Their eyes shine as we stumble through our performance and they say, “Thank you. This is how WE would sing it”. They blow the roof off. Then there’s another song, and another. We end up dancing together on the breakout room tables!
As we’re leaving, one of the few black members of our group, a Maasai activist in traditional dress, takes me aside. “Tom, your drumming activated my spirit. Our native Kenyan culture is discouraged by our current government. We don’t have drums back at home. I will tell our children about you”.
Six months later I see him in a Facebook photograph, by chance, at a Kenyan orphanage a friend of mine from London is visiting.
“Tom, good to see you, these are our children” he writes, “we have thirty five here now”.
“But I thought you said you had no drums”, I write back, “It looks like you’re drumming and dancing in the photos”.
“Oh yes” he says. “I looked up your website and showed the children your drumming videos. They insisted we make our own drums so they could play along with you. We have remembered our traditional rhythms too”.
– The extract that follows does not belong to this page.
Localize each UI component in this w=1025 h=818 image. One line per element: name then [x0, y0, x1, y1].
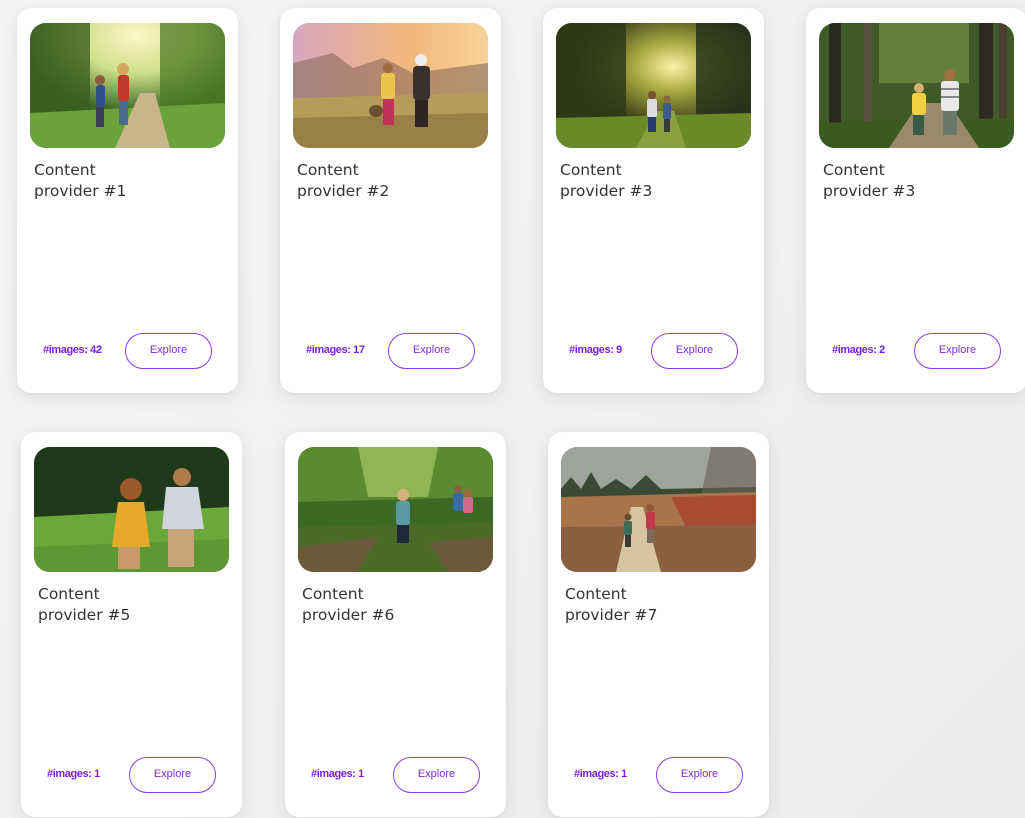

Over the next ten years, with a little help from my friends, I raise enough cash to fund a water pump, a water tower, beds for everyone and a dining hall. I also build them an ‘Odlum House of Grass’ website so Western Union desist from questioning their legitimacy every time I send them some new funds.
“But how do you do all this?” a friend asks, “you’re just a drummer”. Indeed I am. I am just a drummer.